Son zamanlarda yapay zekâ sistemleriyle sağlık hizmetlerinde büyük ilerlemeler kaydedilmiştir. Hatta gelecekte yapay zekânın doktorların yerini alıp alamayacağından emin değiliz ama doktorların daha iyi klinik karar vermelerine katkısı ve sağlık hizmetinin birçok alanında (örneğin radyoloji) kararda hata payını azaltacakları açıktır. Nitekim günümüzde yapay zekâ teknolojisi ile oluşturulan algoritmalar, kötü huylu tümörleri tespit etmede radyologlardan daha iyi performans gösterdiği ve pahalı klinik araştırmalar için kohortların nasıl oluşturulacağı konusunda araştırmacılara rehberlik ettiği bildirilmektedir. Yapay zekânın görüntüleme yeteneğinin kullanılmasıyla, kanser tanımlaması ve taramasında umut verici sonuçlar vadetmiştir. New York’taki Mount Sinai Üniversitesi’nden bir grup bilim insanı yapay zekâ algoritmalarını kullanarak bağırsak, karaciğer ve prostat kanseri hastalıklarını %94 doğruluk oranıyla önceden tespit edebilmişlerdir (3). Birçok alanda kullanım yelpazesine sahip olan yapay zekâ uygulamalarının, gelecekte yaşantımızı tamamen değiştirebileceğini bugünden öngörebiliriz. Sağlık alanında birçok disiplinde değişiklik ve iyileştirme yapma potansiyeli yanında laboratuvar hizmetlerinde de değişiklik yapabileceği açıktır.

Mikrobiyolojide Hızlı Tanı, Önemi ve Yapay Zekâ

Enfeksiyon hastalıklarında erken ve doğru mikrobiyolojik tanı ile mortalite ve morbidite oranları azalmakta; tedaviye yanıt süresi, antibiyotik kullanma süresi, hastanede yatış süresi ve tedavi maliyeti olumlu etkilenmektedir. Hızlı tanı yöntemleri, çeşitli biyokimyasal kitleri, antikor temelli serolojik tanı testleri, nükleik asit hibridizasyon kökenli tanı testlerini ve biyosensörleri içermektedir. Hızlı tanı yöntemleri klinik örnekler, gıda ve çevresel örneklerde bulunan çeşitli mikroorganizma türleri ve mikroorganizmaların metabolik ürünlerin saptanması, etkenin erken tanısı, sayımı ve mikroorganizmaların antibiyotiklere karşı direnç ve duyarlılıklarının saptanmasında kullanılmaktadır. Hızlı tanı testlerinin duyarlılığı ve özgüllüğü yüksek olmalı, ucuz ve kısa süre içinde sonucu raporlamalıdır (4, 5). Sağlık alanında yapay zekâ kullanımında teşhis ve tedavilere öneriler sunabilmek ve buna yönelik yöntemler geliştirmeye yönelik çalışmalar yapılmıştır. Tıpta en çok kullanılan yapay zekâ sistemlerinden biri olan uzman sistemler bilgi tabanlı olup tıp uzmanlarının desteğiyle geliştirilmiştir. Bu nedenle birçok klinik senaryoda tanı, tedavi ve öngörülerde kullanılabilmektedir (6, 7). Uzman sistemler oldukça hızlıdır, daha az insan kaynağına ihtiyaç duyulur ve manuel gözlemlerdeki gibi değerlendiriciler arasında değişkenlik olmadığı için geleneksel izlemden daha üstün olarak kabul edilmektedir (8).

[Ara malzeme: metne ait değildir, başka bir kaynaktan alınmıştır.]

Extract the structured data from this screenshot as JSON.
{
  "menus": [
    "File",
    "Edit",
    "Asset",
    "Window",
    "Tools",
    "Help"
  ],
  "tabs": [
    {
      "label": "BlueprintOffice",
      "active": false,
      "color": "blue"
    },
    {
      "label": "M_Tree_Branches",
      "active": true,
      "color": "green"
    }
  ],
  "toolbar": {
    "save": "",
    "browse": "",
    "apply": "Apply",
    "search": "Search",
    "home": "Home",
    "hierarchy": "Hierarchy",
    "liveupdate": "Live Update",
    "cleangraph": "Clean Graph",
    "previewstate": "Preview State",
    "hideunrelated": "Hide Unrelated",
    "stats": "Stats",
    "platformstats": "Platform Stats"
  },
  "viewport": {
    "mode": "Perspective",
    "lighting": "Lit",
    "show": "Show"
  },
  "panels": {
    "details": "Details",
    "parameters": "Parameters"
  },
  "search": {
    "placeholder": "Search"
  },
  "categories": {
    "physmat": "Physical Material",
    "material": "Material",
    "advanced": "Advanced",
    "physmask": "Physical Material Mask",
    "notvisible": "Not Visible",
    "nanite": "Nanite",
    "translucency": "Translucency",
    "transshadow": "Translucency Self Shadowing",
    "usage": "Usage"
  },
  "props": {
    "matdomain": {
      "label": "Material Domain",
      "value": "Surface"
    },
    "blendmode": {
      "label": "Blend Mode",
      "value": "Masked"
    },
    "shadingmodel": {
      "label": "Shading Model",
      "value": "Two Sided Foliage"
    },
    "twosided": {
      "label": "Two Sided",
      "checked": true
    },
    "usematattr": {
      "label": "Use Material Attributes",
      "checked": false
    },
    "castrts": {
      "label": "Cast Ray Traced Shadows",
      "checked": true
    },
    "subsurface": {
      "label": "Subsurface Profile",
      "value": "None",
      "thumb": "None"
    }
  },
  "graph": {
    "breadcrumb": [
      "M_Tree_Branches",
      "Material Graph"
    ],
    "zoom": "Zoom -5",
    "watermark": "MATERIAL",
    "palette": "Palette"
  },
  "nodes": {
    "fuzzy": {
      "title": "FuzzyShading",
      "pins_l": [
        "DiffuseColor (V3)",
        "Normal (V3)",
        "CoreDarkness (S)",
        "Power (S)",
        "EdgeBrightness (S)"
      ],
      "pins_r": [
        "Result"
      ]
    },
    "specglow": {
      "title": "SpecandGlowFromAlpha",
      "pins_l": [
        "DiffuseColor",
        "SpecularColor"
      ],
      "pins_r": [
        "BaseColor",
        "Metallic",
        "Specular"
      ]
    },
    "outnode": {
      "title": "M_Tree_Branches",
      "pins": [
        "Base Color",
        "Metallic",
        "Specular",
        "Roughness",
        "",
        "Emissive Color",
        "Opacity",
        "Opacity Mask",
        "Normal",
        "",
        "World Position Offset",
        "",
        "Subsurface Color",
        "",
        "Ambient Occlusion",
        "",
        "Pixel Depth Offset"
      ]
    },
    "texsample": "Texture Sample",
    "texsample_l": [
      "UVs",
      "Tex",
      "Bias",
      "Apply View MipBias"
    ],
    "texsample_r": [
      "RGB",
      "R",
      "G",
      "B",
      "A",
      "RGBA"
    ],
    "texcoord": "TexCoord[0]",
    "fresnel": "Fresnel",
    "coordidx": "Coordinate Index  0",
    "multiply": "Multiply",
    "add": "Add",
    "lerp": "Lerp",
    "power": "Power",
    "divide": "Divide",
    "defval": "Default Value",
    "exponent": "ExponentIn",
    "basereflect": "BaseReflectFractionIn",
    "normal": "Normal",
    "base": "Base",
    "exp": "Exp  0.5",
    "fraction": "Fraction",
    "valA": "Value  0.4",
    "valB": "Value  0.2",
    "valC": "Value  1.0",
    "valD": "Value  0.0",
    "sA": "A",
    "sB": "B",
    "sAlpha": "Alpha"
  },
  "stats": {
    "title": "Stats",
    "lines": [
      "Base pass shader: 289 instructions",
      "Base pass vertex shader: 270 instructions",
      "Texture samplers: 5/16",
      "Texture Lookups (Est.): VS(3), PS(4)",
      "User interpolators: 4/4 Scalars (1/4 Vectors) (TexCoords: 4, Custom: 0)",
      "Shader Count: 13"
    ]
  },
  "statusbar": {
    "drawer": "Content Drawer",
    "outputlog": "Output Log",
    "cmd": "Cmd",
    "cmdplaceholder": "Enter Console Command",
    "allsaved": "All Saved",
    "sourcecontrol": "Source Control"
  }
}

Klinik laboratuvarında tanı için görüntü yorumlanması önemlidir (Gram boyaması, aside dirençli boyama, trikrom boyama vd boyamalar, dışkı ve kan yaymaları ve histopatolojik örnekler vb.). Bu örneklerin mikroorganizmaların , parazitlerin (yumurta, kist, erişkin formu vd: örneğin malarya parazitleri) varlığı ve kategorileri, konakçı inflamatuar yanıtı ve örnek kalitesi açısından tanı koymada önemli bilgi sağlar (9). Agar plakalarındaki koloni morfolojilerinden potansiyel olarak hastalık etkeni olan patojenler ile floraya ait mikroorganizmaların ayırt edilmesi de uzmanlık gerektirir. Kromojenik agar dahil çoklu diferansiyel besiyeri doğru şekilde yorumlanmalıdır. Klinik mikrobiyoloji laboratuvarında örneklerin değerlendirilmesi ve görsel bilgileri değerlendirecek olan otomasyon sistemlerindeki gelişmeler dikkat çekicidir. Ayrıca yapay zekânın mikrobiyolojide dirençli mikroorganizmaları ve direnç genlerini belirleyen moleküler biyoloji/tüm genom analizi tabanlı algoritmalar kullanıyor olması, artan antimikrobiyal direnç ve kliniğe olumsuz yansımalarının da önüne geçmede değerli olacaktır. Ayrıca insan ve çevresine ait mikrobiyom/proteom analizleri ile oluşan verilerin etik kurallar ve bilgi güvenliği çerçevesinde yapay zekâ modülleri tarafından olumlu yönde kullanılabilecek olması ile nesil sağlığına önemli katkılar sunulabilecektir.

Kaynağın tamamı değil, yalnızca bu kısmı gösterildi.